The overarching project goal is to disentangle and quantify the complex interactions and feedbacks
among droughts, fires, and snowpack in the western U.S. by integrating observations and models
to improve predictions and projections of drought characteristics and impacts. We propose to
address three key scientific questions and tasks:
1. What are the quantitative characteristics and relationships of droughts, fires, and snowpack
evolution in the western U.S. based on observations? We will integrate remote sensing and in-
situ observations to quantify the characteristics (e.g., intensity and duration) and relationships
of droughts, fires, snowpack, and environmental variables (e.g., soil moisture and precipitation)

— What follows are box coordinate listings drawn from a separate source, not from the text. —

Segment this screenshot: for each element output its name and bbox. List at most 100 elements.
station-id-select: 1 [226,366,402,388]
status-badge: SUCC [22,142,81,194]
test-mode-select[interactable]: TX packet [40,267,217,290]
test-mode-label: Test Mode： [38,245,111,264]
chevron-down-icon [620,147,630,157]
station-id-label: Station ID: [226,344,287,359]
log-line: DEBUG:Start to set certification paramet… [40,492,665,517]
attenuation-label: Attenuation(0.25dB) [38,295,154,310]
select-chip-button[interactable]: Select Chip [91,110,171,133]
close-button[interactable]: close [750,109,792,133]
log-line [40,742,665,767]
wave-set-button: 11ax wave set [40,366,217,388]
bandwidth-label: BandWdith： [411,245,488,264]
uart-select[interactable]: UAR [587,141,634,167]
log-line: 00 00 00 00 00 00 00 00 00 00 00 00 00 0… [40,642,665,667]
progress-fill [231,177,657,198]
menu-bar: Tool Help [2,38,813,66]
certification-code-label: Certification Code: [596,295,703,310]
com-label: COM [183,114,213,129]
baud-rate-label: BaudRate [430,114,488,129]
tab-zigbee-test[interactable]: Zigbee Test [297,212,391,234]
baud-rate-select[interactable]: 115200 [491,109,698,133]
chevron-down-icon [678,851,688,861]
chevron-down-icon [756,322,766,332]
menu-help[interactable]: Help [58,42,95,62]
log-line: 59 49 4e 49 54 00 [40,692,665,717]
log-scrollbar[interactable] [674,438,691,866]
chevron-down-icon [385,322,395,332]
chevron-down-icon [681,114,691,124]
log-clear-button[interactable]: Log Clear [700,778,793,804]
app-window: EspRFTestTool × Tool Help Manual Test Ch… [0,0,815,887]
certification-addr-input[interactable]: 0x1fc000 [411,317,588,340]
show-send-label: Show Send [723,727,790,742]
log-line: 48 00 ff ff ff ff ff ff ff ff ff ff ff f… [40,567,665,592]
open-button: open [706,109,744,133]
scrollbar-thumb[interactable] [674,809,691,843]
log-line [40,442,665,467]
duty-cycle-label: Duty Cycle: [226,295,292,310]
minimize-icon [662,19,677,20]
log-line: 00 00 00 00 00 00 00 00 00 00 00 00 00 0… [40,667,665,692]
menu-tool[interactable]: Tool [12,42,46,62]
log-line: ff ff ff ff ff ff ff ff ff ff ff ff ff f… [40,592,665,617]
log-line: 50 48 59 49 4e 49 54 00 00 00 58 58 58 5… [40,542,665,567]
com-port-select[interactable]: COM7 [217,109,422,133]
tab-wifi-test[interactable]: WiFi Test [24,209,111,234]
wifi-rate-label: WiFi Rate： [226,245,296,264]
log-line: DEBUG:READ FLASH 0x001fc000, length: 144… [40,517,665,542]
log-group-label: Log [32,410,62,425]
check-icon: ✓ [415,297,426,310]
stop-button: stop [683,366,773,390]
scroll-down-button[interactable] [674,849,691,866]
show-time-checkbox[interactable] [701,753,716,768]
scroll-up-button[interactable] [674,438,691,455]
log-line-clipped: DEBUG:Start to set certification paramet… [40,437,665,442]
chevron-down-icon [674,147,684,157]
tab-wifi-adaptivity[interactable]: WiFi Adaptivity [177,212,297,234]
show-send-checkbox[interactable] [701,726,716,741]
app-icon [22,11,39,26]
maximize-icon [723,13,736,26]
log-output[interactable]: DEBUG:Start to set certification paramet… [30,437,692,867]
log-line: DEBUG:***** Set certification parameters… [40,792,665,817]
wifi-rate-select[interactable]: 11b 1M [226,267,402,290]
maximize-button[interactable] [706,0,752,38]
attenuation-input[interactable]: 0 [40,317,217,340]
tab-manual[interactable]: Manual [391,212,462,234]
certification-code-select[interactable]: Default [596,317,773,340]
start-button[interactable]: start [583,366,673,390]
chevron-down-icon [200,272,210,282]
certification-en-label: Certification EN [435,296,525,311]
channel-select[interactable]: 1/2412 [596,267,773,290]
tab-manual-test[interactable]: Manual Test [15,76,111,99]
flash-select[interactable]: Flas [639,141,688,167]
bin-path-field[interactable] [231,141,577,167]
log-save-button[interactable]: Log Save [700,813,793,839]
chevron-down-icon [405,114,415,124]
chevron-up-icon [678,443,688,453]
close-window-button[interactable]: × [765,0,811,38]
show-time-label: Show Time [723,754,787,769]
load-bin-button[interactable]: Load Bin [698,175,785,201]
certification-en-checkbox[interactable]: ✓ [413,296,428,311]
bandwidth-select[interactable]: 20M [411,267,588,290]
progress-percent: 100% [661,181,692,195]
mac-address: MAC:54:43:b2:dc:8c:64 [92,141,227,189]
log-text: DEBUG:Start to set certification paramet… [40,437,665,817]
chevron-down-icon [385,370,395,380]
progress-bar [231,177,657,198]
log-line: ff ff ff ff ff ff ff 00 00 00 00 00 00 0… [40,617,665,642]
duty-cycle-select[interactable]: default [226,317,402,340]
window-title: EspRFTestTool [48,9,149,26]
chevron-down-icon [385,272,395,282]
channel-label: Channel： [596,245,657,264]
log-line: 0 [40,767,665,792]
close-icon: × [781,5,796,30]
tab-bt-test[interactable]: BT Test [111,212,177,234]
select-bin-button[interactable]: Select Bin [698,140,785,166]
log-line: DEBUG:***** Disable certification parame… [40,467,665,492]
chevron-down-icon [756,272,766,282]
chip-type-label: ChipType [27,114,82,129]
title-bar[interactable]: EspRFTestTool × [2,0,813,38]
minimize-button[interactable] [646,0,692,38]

in the western U.S., with a focus on extreme/prolonged drought events and DEWS regions.
2. How well do state-of-the-art models capture the characteristics and relationships of droughts,
fires, and snowpack evolution in the western U.S.? We will enhance and validate the Noah-MP
land surface model coupled with the Weather Research and Forecasting with Chemistry (WRF-
chem) model by implementing fire-related processes (e.g., fire occurrence, spread, heat release,
vegetation change, and aerosol emissions) that interact with droughts and snowpack.
3. What are the mechanisms for drought-fire-snowpack interactions and feedbacks in the western
U.S.? We will conduct simulations using the enhanced Noah-MP-WRF-chem model to quantify
drought-fire-snowpack interactions (e.g., through effects of fire-induced aerosol and vegetation
changes on precipitation and snow), and compare with the observational analysis in Task 1.
This project will have the following deliverables:
1. Improved understanding of interactions and feedbacks among droughts, fires, and snowpack in
the western U.S.;
2. Enhanced version of the community Noah-MP land surface model coupled with WRF-chem
that is able to capture the key interactions among droughts, fires, and snowpack processes;
3. A drought prediction model based on observations and machine learning tools for future
application and advancement in drought monitoring, warning, and prediction systems.